Dans un charmant village quelque part dans le nord, si l’on en juge par les accents, la nouvelle vicaire Rebecca Holland (Tuppence Middleton) semble penser qu’elle a fait des progrès pour se lier avec les habitants. Cela dit, la fréquentation des offices du dimanche ne rassemble à peine assez d’âmes pour une partie de football à cinq. Mais la communauté semble assez amicale envers elle et son mari Henry (Matt Stokoe), et elle semble avoir complimenté la famille en choisissant la pré-adolescente Grace Holland pour être une sorte d’ange aux ailes de gerbes de blé pour le prochain festival de la moisson.

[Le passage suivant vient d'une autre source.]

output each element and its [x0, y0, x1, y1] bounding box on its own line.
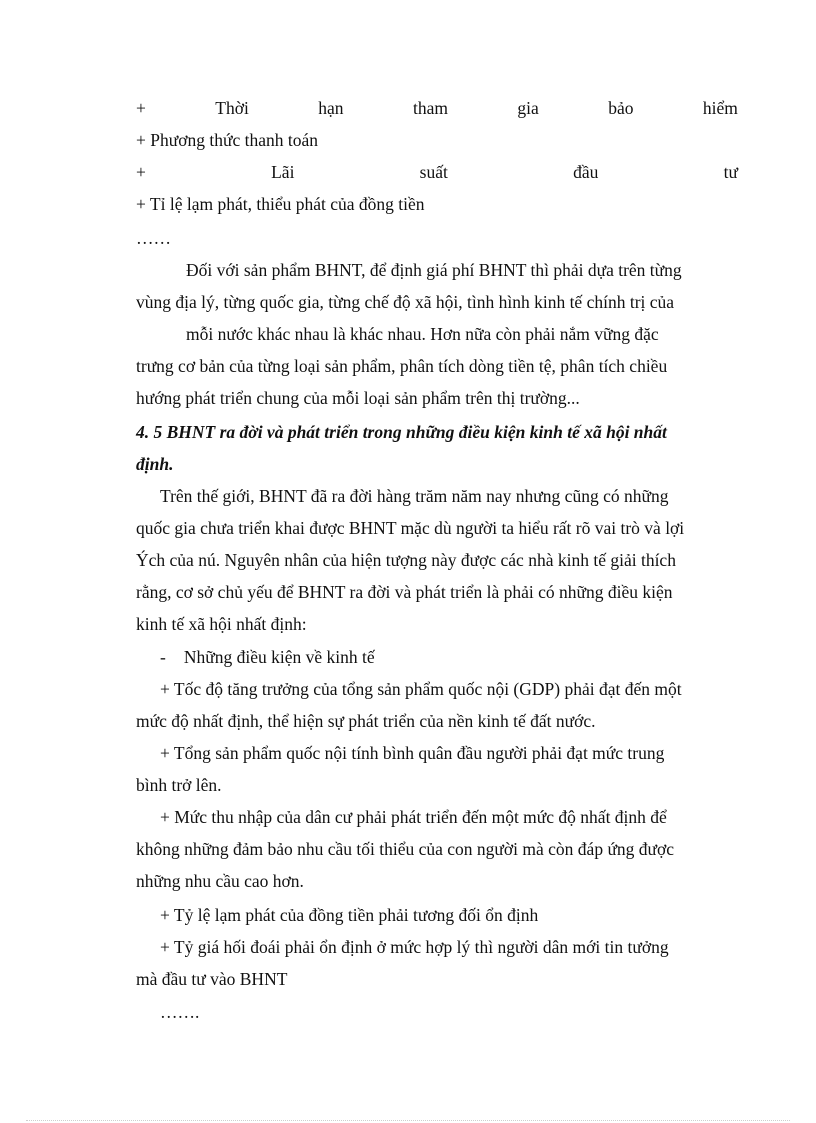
bullet-item-economic-conditions: [160, 645, 738, 669]
list-item-interest-rate: [136, 160, 738, 184]
ellipsis: …….: [160, 1002, 200, 1022]
paragraph-line: Ých của nú. Nguyên nhân của hiện tượng này được các nhà kinh tế giải thích: [136, 550, 676, 570]
paragraph-line: Trên thế giới, BHNT đã ra đời hàng trăm năm nay nhưng cũng có những: [160, 486, 669, 506]
list-item-participation-term: [136, 96, 738, 120]
word: Thời: [215, 98, 249, 118]
bullet-text: Những điều kiện về kinh tế: [183, 647, 375, 667]
condition-income-cont: những nhu cầu cao hơn.: [136, 871, 304, 891]
paragraph-line: Đối với sản phẩm BHNT, để định giá phí BHNT thì phải dựa trên từng: [186, 260, 682, 280]
word: bảo: [608, 98, 634, 118]
page-bottom-rule: [26, 1120, 790, 1121]
condition-exchange-rate: + Tỷ giá hối đoái phải ổn định ở mức hợp lý thì người dân mới tin tưởng: [160, 937, 669, 957]
word: tham: [412, 98, 448, 118]
word: hạn: [318, 98, 344, 118]
paragraph-line: kinh tế xã hội nhất định:: [136, 614, 307, 634]
section-heading-continued: định.: [136, 454, 174, 474]
condition-gdp-per-capita: + Tổng sản phẩm quốc nội tính bình quân đầu người phải đạt mức trung: [160, 743, 665, 763]
word: gia: [517, 98, 539, 118]
paragraph-line: vùng địa lý, từng quốc gia, từng chế độ xã hội, tình hình kinh tế chính trị của: [136, 292, 675, 312]
ellipsis: ……: [136, 228, 171, 248]
condition-gdp-per-capita-cont: bình trở lên.: [136, 775, 222, 795]
condition-income-cont: không những đảm bảo nhu cầu tối thiểu của con người mà còn đáp ứng được: [136, 839, 675, 859]
word: tư: [723, 162, 738, 182]
paragraph-line: hướng phát triển chung của mỗi loại sản phẩm trên thị trường...: [136, 388, 580, 408]
word: hiểm: [702, 98, 738, 118]
word: đầu: [573, 162, 599, 182]
condition-exchange-rate-cont: mà đầu tư vào BHNT: [136, 969, 288, 989]
paragraph-line: mỗi nước khác nhau là khác nhau. Hơn nữa còn phải nắm vững đặc: [186, 324, 659, 344]
dash-marker: -: [160, 647, 166, 667]
word: suất: [419, 162, 448, 182]
plus-marker: +: [136, 162, 146, 182]
word: Lãi: [271, 162, 295, 182]
list-item-payment-method: + Phương thức thanh toán: [136, 130, 318, 150]
paragraph-line: quốc gia chưa triển khai được BHNT mặc dù người ta hiểu rất rõ vai trò và lợi: [136, 518, 685, 538]
plus-marker: +: [136, 98, 146, 118]
condition-inflation: + Tỷ lệ lạm phát của đồng tiền phải tương đối ổn định: [160, 905, 539, 925]
list-item-inflation-rate: + Tỉ lệ lạm phát, thiểu phát của đồng tiền: [136, 194, 425, 214]
paragraph-line: rằng, cơ sở chủ yếu để BHNT ra đời và phát triển là phải có những điều kiện: [136, 582, 673, 602]
condition-gdp-growth: + Tốc độ tăng trưởng của tổng sản phẩm quốc nội (GDP) phải đạt đến một: [160, 679, 682, 699]
section-heading: 4. 5 BHNT ra đời và phát triển trong những điều kiện kinh tế xã hội nhất: [136, 422, 667, 442]
paragraph-line: trưng cơ bản của từng loại sản phẩm, phân tích dòng tiền tệ, phân tích chiều: [136, 356, 668, 376]
condition-gdp-growth-cont: mức độ nhất định, thể hiện sự phát triển của nền kinh tế đất nước.: [136, 711, 596, 731]
condition-income: + Mức thu nhập của dân cư phải phát triển đến một mức độ nhất định để: [160, 807, 667, 827]
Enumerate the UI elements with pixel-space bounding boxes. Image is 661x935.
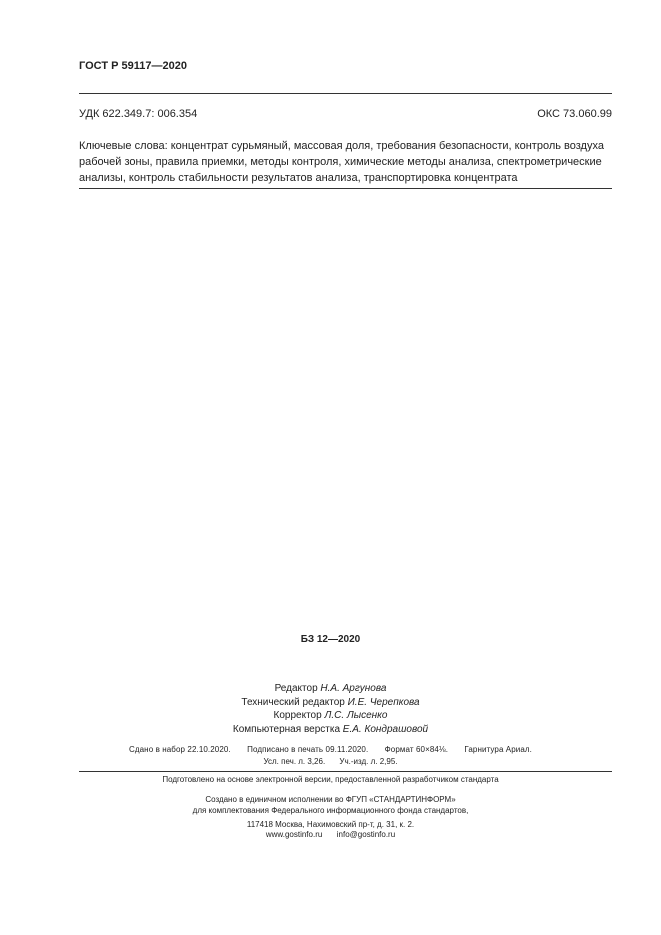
publisher-website: www.gostinfo.ru bbox=[265, 830, 323, 839]
staff-person: Е.А. Кондрашовой bbox=[342, 723, 429, 735]
staff-person: Л.С. Лысенко bbox=[324, 710, 388, 721]
staff-credits bbox=[0, 682, 661, 736]
staff-editor bbox=[0, 682, 661, 696]
imprint-line-1 bbox=[0, 745, 661, 754]
staff-proofreader bbox=[0, 709, 661, 723]
keywords-line: рабочей зоны, правила приемки, методы контроля, химические методы анализа, спектрометрические bbox=[79, 156, 602, 168]
keywords-block bbox=[79, 138, 619, 186]
imprint-print-sheets: Усл. печ. л. 3,26. bbox=[263, 757, 326, 766]
imprint-typeface: Гарнитура Ариал. bbox=[464, 745, 533, 754]
top-divider bbox=[79, 93, 612, 94]
imprint-publish-sheets: Уч.-изд. л. 2,95. bbox=[339, 757, 398, 766]
publisher-address: 117418 Москва, Нахимовский пр-т, д. 31, к. 2. bbox=[246, 820, 415, 829]
prepared-note: Подготовлено на основе электронной версии, предоставленной разработчиком стандарта bbox=[162, 775, 499, 784]
keywords-line: анализы, контроль стабильности результатов анализа, транспортировка концентрата bbox=[79, 172, 518, 184]
staff-role: Компьютерная верстка bbox=[232, 723, 341, 735]
created-note-1: Создано в единичном исполнении во ФГУП «СТАНДАРТИНФОРМ» bbox=[205, 795, 456, 804]
imprint-format: Формат 60×84⅛. bbox=[384, 745, 449, 754]
publisher-contacts bbox=[0, 830, 661, 839]
standard-id: ГОСТ Р 59117—2020 bbox=[79, 60, 187, 72]
oks-code: ОКС 73.060.99 bbox=[537, 108, 612, 120]
staff-tech-editor bbox=[0, 696, 661, 710]
keywords-divider bbox=[79, 188, 612, 189]
created-note-2: для комплектования Федерального информационного фонда стандартов, bbox=[192, 806, 469, 815]
keywords-line: Ключевые слова: концентрат сурьмяный, массовая доля, требования безопасности, контроль воздуха bbox=[79, 140, 604, 152]
udk-code: УДК 622.349.7: 006.354 bbox=[79, 108, 198, 120]
imprint-submitted: Сдано в набор 22.10.2020. bbox=[128, 745, 231, 754]
staff-person: И.Е. Черепкова bbox=[347, 696, 420, 708]
bz-number: БЗ 12—2020 bbox=[300, 634, 361, 645]
imprint-signed: Подписано в печать 09.11.2020. bbox=[247, 745, 369, 754]
imprint-line-2 bbox=[0, 757, 661, 766]
staff-role: Редактор bbox=[274, 683, 318, 694]
staff-role: Технический редактор bbox=[241, 696, 345, 708]
staff-person: Н.А. Аргунова bbox=[320, 683, 387, 694]
imprint-divider bbox=[79, 771, 612, 772]
staff-role: Корректор bbox=[273, 710, 322, 721]
publisher-email: info@gostinfo.ru bbox=[336, 830, 396, 839]
staff-layout bbox=[0, 723, 661, 737]
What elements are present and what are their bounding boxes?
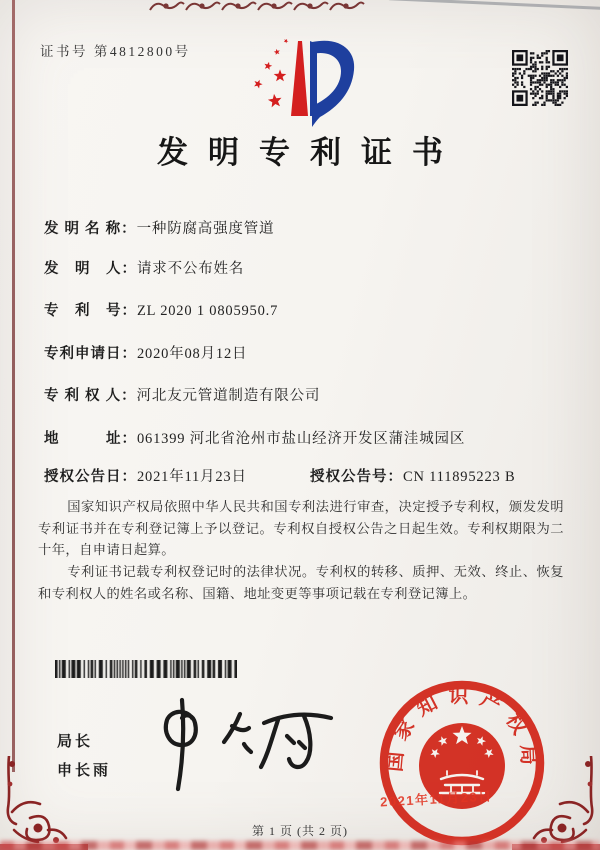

  • Un village pittoresque
  • Difficulté de la vicaire à se connecter avec la communauté
  • Choix de la fille Holland comme ange pour le festival de la moisson

Hélas, il semble que Rebecca n’ait jamais regardé The Wicker Man car, si elle l’avait fait, elle aurait compris exactement ce qui se passe une fois que Grace disparaît mystérieusement. Une grande partie de ce qui suit est presque une réinterprétation point par point du célèbre classique de l’horreur folklorique de 1973 du réalisateur Robin Hardy et du scénariste Anthony Shaffer, bien que avec quelques divergences significatives dans l’acte final. Mais même ces revirements sur les revirements originaux sont prévisibles, et en général le réalisateur de Lord of Misrule, William Brent Bell (plus connu pour le préquelle insipide d’Orphan, Orphan: First Kill), ne parvient pas à susciter un véritable suspense, peu importe le nombre de poupées de cheveux humains et de brindilles qu’il accroche aux arbres, ou le nombre de vieilles dames effrayantes qu’il laisse errer dans le village en marmonnant sur les démons locaux. La pauvre Rebecca semble assez lente à comprendre de toute façon, même lorsqu’elle tombe sur des fresques explicatives expliquant picturalement les anciennes coutumes de ces régions, comme celles de Midsommar.

  • Disparition de Grace
  • Réinterprétation de l’horreur folklorique classique
  • Difficulté du réalisateur à créer du suspense

Néanmoins, la meilleure décision du film est de casté le grand Ralph Ineson dans un rôle local ambigu. Avec sa voix grave et son air de robustesse, il est toujours une figure marquante sur scène et à l’écran. Ayant joué dans The Witch de Robert Eggers et incarné le mystérieux personnage surnaturel du Chevalier vert, il devient le visage de l’horreur folklorique, à l’instar de Barbara Steele pour les films d’horreur italiens des années 1960. Pour ma part, j’adhère complètement à cette idée.

  • Rôle de Ralph Ineson

Regardez la bande-annonce de Lord of Misrule ici Lord of Misrule sortira le 8 janvier sur les plateformes numériques.